Erasure coding is a means to protect data. In it, data is broken into fragments, expanded, encoded with redundant information, and stored in different locations or storage media. And so, if a storage media fails or data is corrupted, the data can be reconstructed from parts stored in other storage media.
Think of any movie where the main character is framed for a crime and obtains evidence to exonerate himself. When he distributes different parts of the evidence and keeps these in other locations as insurance (e.g., a page of a document in a storage box per bank), he’s employing a form of erasure coding.
Read More about “Erasure Coding”
Companies that need a failure-free storage environment need erasure coding for their disk array systems (storage devices with several disks), data grids (service sets that let users access, change, and transfer large amounts of data from different locations for research), distributed storage applications, object stores (device sets that manage data as objects), and archival storage (devices that contain archives). To know more about how it works, watching this video may help:
Erasure Coding Does Not Replace Backups
While erasure coding protects data, it provides only one level of protection and can’t replace backups. It just protects against hard drive or solid-state drive (SSD) failures.
A backup is an independent copy of a file kept in a different device and/or location. Erasure coding, meanwhile, is just a part of that file that’s saved in another device and/or place. That makes it an unfit means of protection against threats like ransomware and site failures.
Benefits of Erasure Coding
Erasure coding provides several benefits that include better storage space usage, reliability, suitability, and flexibility. It also increases data redundancy without the overhead costs or limitations of Redundant Array of Inexpensive Disks (RAID).
Better Utilization of Storage Space
Erasure coding delivers better storage utilization compared with using RAID. While users can still keep as many copies, these consume less space because they are just fragments of files instead of the entire files.
Since erasure coding only keeps data fragments that serve as independent disaster copies, a failure in one won’t affect the others.
Erasure coding can be applied to files of any size, from kilobytes to petabytes. To put that into perspective, a 3-minute song is around 3,000 kilobytes. And 1 petabyte translates to 1,099,511,627,775.96 kilobytes.
Erasure coding requires only data subsets to recover files. It also allows users to replace only failed components without taking an affected system offline.
Is Erasure Coding the Same as RAID?
While erasure coding is often confused with RAID, they are very different. You don’t break data apart in RAID. You keep data intact but copy and store it in multiple devices and locations. In erasure coding, you break the data apart, expand and encode it, and store it in various places.

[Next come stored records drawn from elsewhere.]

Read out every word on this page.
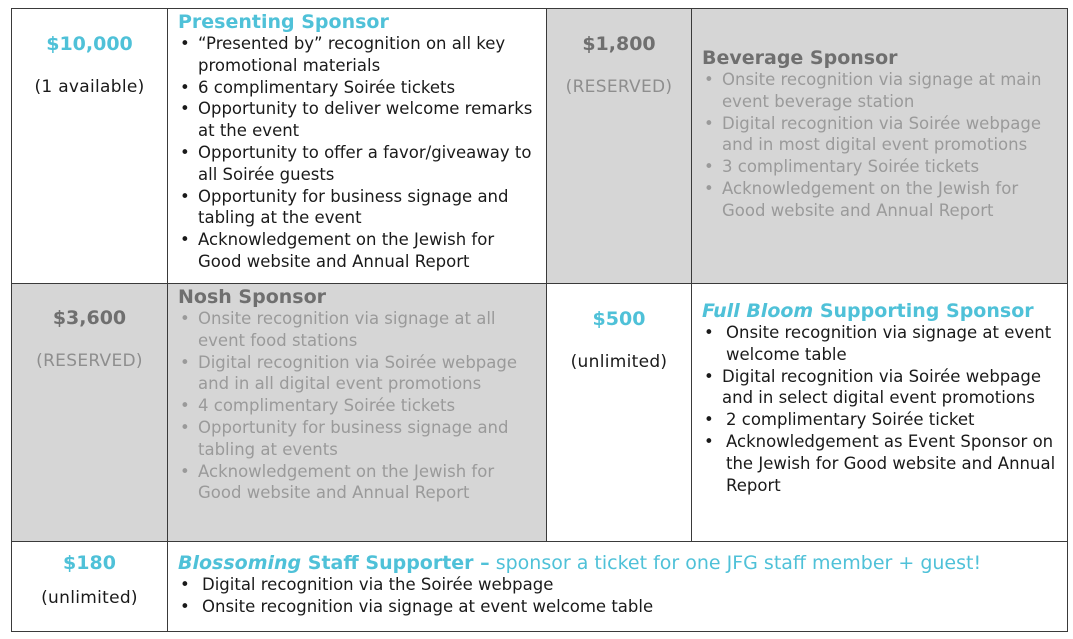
$10,000
(1 available)
Presenting Sponsor
• “Presented by” recognition on all key promotional materials
• 6 complimentary Soirée tickets
• Opportunity to deliver welcome remarks at the event
• Opportunity to offer a favor/giveaway to all Soirée guests
• Opportunity for business signage and tabling at the event
• Acknowledgement on the Jewish for Good website and Annual Report
$1,800
(RESERVED)
Beverage Sponsor
• Onsite recognition via signage at main event beverage station
• Digital recognition via Soirée webpage and in most digital event promotions
• 3 complimentary Soirée tickets
• Acknowledgement on the Jewish for Good website and Annual Report
$3,600
(RESERVED)
Nosh Sponsor
• Onsite recognition via signage at all event food stations
• Digital recognition via Soirée webpage and in all digital event promotions
• 4 complimentary Soirée tickets
• Opportunity for business signage and tabling at events
• Acknowledgement on the Jewish for Good website and Annual Report
$500
(unlimited)
Full Bloom Supporting Sponsor
• Onsite recognition via signage at event welcome table
• Digital recognition via Soirée webpage and in select digital event promotions
• 2 complimentary Soirée ticket
• Acknowledgement as Event Sponsor on the Jewish for Good website and Annual Report
$180
(unlimited)
Blossoming Staff Supporter – sponsor a ticket for one JFG staff member + guest!
• Digital recognition via the Soirée webpage
• Onsite recognition via signage at event welcome table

Erasure coding also has several benefits over RAID. One is that depending on how it is configured, erasure coding can rebuild failed disks much faster than RAID.
Plotting storage strategies requires organizations to consider several factors. They should consider protecting against data loss and providing disaster recovery.
Storage strategies can come in different forms, including data replication, RAID usage, and erasure coding. Each method has advantages and disadvantages, but the ever-growing data volume and migration to object storage is likely to contribute to erasure coding’s momentum. Like any technology, though, erasure coding needs to adapt to industry changes.